Student presenters shine at 10th annual Shakespeare conference
Undergraduates from eleven colleges and universities across New England represented Shakespeare through scholarship and performance as they participated in the Tenth Annual Undergraduate Shakespeare Conference hosted at Clark University, on April 16.
The conference offers a prestigious showcase for student research in the humanities, and this year’s participants on the theme “Representing Shakespeare” presented one of the most successful annual events ever, said Clark Professor of English Virginia Mason Vaughan. Vaughan conceptualized the conference in 2001, aiming to emulate for Clark’s undergraduates the professorial experience of the Shakespeare Association of America’s annual meeting.
“The conference offers college students from throughout New England a unique opportunity to come together and share their research interests, whether it’s Shakespeare on film, Shakespeare in performance, Shakespeare’s language, or Shakespeare as a building block of western – and international – culture,” said Vaughan. “For many students, it’s their first pre-professional experience of delivering a research paper, taking questions, and sharing ideas.”

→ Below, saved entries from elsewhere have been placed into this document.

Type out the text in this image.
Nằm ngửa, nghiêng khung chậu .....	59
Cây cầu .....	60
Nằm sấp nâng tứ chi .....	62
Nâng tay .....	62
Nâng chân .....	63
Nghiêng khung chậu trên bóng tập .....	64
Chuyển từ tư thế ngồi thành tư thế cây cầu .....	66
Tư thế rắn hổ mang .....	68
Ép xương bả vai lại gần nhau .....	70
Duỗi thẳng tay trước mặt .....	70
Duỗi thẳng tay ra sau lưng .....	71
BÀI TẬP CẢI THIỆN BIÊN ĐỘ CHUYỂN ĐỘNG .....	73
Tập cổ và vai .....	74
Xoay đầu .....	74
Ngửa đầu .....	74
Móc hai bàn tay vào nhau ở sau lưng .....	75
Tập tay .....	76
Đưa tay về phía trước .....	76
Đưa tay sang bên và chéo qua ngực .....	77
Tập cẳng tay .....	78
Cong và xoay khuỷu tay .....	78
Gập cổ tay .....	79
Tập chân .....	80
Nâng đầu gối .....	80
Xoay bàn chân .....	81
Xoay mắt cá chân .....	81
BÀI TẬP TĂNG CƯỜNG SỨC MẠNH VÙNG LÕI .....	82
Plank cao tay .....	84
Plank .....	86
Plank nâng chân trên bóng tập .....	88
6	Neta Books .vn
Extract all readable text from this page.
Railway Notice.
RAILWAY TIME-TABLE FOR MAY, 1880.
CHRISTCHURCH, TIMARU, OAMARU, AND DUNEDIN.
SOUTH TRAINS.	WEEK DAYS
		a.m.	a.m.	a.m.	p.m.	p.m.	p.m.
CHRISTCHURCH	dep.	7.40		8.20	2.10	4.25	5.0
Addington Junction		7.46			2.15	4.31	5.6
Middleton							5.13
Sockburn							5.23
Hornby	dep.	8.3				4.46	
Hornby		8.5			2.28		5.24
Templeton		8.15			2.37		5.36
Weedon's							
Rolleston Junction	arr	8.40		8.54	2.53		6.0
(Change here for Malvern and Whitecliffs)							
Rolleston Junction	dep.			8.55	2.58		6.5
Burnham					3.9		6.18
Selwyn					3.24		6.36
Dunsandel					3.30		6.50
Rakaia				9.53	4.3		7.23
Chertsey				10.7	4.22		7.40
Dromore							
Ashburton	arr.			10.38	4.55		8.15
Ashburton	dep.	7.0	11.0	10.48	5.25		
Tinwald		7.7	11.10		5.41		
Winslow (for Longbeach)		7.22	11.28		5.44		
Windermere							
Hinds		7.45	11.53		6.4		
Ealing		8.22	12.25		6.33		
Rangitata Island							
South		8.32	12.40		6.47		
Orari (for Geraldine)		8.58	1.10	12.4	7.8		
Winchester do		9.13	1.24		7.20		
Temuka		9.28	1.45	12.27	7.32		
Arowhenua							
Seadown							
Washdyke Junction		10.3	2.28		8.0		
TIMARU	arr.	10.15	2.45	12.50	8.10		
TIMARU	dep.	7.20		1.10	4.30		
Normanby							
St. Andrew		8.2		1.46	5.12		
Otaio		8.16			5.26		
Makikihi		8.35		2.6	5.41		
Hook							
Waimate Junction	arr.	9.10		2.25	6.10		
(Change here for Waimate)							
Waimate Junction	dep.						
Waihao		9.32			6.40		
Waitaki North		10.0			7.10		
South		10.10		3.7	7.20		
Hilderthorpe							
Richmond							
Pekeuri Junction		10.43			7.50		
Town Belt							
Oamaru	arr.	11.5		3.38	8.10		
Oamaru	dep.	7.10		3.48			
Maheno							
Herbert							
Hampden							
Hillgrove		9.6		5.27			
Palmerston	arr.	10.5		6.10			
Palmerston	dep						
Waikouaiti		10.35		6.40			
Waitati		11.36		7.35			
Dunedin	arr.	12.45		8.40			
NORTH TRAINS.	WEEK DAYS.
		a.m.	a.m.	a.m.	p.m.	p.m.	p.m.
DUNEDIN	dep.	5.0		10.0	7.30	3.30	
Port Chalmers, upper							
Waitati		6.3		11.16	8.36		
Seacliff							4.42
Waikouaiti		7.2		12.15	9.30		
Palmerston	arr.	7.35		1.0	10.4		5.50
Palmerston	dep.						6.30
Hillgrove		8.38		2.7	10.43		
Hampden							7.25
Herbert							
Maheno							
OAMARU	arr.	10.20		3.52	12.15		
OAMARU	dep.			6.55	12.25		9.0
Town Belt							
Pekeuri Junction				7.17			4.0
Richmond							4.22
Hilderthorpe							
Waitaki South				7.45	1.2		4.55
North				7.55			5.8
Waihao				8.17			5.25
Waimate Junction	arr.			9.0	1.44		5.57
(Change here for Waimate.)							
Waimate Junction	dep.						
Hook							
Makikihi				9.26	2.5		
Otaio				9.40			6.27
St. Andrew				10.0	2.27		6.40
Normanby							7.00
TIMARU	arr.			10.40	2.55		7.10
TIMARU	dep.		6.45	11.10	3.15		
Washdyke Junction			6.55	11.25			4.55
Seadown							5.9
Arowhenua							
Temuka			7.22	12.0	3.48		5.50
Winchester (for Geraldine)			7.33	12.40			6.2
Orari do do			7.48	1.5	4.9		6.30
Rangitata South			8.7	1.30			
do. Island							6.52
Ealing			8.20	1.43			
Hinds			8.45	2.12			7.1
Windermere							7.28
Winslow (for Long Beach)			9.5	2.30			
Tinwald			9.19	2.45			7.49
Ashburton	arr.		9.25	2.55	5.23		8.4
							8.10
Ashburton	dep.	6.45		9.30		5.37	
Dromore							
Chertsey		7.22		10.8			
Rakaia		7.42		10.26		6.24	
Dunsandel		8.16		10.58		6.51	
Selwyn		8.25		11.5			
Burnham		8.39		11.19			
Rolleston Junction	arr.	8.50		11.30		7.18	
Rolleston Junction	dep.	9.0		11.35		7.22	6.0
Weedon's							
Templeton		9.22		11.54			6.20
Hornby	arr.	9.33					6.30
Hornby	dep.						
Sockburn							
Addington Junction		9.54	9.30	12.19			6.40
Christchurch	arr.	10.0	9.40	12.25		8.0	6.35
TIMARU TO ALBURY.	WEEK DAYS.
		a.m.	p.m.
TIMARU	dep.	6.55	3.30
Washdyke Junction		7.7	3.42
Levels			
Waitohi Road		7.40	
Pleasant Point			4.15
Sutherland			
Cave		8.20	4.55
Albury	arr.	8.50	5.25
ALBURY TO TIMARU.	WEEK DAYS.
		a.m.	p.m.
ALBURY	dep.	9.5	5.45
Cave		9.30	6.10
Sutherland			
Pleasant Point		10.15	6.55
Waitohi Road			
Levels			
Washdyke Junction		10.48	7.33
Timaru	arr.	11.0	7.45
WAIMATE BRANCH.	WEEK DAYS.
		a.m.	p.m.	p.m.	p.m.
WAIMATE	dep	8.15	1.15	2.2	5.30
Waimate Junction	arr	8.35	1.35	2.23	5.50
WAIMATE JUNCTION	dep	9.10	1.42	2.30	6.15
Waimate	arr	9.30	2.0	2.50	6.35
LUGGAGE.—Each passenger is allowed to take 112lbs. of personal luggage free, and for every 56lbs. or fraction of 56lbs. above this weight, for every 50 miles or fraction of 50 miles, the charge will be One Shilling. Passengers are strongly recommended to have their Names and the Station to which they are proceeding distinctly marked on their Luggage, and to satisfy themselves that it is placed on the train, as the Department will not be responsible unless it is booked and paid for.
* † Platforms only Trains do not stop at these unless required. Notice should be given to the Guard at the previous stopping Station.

Barbara Mowat, director of research at Folger Shakespeare Library, executive editor of Shakespeare Quarterly, chair of the Folger Institute, and co-editor of the Folger Shakespeare Library editions, delivered the plenary lecture, “Representing Shakespeare on the Page.”
Proposals by three Clark students were selected for public presentation at the conference.
A paper by Heather MacKenzie ’12, titled “The Transience of Social Structure in Henry IV,” received one of two $100 prizes contributed by publishers Bedford/St. Martins and awarded for best student presentation. MacKenzie, who majors in biology at Clark, won kudos for her “nuanced reading of Shakespeare's 1 Henry IV.”
David Simpson Resnick ’11 presented “Seeing the Unseen: Hyper-Surveillance in the Royal Shakespeare Company’s 2008 Hamlet.”
Alexandra Tennant ’13 offered “Commedia dell’ Arte and Shakespeare: An Exploration of Katerina and Bianca in The Taming of the Shrew.”
“It was an exciting chance to talk with people who are just as passionate about Shakespeare as I am,” MacKenzie said. “As a Conservation Biology major, my education career rarely affords me the chance to immerse myself in literary scholarship. The excitement of my fellow presenters, our advisers, and others who attended the conference made for such a positive experience!”
Among the high points of the 2011 conference were performances of various scenes by students from Clark’s Theater Arts Department Professor Stephen Thorne’s “Shakespeare in Action” class.